Enterprise Linux vendor Red Hat plans to expand its Brisbane support operation, revealing that some US Red Hat customers time support calls according to when calls are likely to be answered by Australian staff.

First established in 1999 as a sales and marketing office, Red Hat’s Brisbane HQ now employs around 100 staff and largely concentrates on support (including maintenance of the company's 2500 software manuals) and R&D (with a heavy emphasis on localisation, graphics and IPV6).

Paul Gampe, vice president of the engineering services and operations group at Red Hat said the company planned to hire more Brisbane-based staff in 2011 and that the Brisbane operation would lease an additional floor for its CBD headquarters.


Paul Gampe
Paul Gampe

Brisbane is one of the five "follow-the-sun" support centres operated by Red Hat, a role it first took on in 2001 to help service Japanese-speaking clients.

However, that multi-lingual factor was no longer its key attraction, Gampe said during a presentation at 2011 in Brisbane.

"It's not so much our Asian language skills which have been the greatest asset, it's been the Aussie attitude and how much it's appreciated by the West Coast.
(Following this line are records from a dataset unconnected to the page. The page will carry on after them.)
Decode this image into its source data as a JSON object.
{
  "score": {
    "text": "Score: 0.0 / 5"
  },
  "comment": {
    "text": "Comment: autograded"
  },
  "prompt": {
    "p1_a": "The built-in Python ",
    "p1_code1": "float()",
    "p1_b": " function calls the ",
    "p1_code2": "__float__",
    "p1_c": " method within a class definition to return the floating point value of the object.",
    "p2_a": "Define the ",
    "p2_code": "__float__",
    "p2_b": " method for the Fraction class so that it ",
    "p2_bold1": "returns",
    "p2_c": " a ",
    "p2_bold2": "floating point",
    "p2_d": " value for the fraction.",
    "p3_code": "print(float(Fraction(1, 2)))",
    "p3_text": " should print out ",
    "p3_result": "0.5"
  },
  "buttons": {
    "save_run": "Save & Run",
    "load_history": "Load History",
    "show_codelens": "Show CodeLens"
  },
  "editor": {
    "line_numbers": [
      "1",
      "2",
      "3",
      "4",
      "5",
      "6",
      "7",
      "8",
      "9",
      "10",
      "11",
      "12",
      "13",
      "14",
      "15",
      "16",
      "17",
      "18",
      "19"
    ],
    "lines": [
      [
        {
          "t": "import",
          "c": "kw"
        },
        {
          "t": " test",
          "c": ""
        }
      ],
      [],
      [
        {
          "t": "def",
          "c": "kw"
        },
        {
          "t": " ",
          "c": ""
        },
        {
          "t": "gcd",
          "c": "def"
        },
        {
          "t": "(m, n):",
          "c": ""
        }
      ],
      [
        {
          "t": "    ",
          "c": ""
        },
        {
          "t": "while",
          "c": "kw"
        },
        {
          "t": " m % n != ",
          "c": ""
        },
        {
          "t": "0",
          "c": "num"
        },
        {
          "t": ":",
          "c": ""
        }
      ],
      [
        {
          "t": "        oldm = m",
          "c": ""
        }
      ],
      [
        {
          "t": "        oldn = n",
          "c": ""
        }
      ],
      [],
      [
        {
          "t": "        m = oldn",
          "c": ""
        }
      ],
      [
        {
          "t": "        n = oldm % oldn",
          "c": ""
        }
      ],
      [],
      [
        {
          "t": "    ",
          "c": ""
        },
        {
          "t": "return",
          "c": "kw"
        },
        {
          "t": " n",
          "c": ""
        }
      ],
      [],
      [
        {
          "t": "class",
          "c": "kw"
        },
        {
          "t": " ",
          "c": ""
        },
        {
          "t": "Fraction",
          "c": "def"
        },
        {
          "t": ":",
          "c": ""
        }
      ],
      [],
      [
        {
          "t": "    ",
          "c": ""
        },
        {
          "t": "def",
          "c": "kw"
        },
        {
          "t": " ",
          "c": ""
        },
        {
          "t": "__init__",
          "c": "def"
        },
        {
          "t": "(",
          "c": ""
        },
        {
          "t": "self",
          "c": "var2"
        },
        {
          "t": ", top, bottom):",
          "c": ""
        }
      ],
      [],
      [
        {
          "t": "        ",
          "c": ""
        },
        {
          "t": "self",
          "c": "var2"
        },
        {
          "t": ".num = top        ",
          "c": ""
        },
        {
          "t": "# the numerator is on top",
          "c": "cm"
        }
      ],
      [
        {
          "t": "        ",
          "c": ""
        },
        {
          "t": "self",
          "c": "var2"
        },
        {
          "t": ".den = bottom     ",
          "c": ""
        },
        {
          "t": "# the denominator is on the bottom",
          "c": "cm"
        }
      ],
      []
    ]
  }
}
There's a large segment [of customers] who wait for support to roll over because they like the friendliness."

Gampe disputed the notion that tech support and R&D work would invariably end up in Asian markets where basic labour costs are cheaper.

"We've grown together as opposed to having to lose jobs to India and China."

He also said Australian economic stability made growing a company within Australia (and Brisbane in particular) easier.

"Wild fluctuation in exchange rates or cost of living can [otherwise] make your budget planning very difficult," he said.

Gampe also revealed why Red Hat chose not to outsource localisation of its software.

In 2003, Red Hat began localising its software into regional languages, but found that software translators lacked a useful knowledge of open source terminology.

"Most of the translation companies worldwide were very familiar with Windows. When we tried to use them for localisation of open source software, it's a different language and they didn't do a very good job of it, so we brought it in-house," he said.

Having that capability, and being able to turn around translations overnight on code supplied from the company's US-based developers, has proved useful in enabling Red Hat to simultaneously ship its software in multiple languages.

"It's a major tactical advantage if you're producing large volumes of software, as there's no patching issues," Gampe said.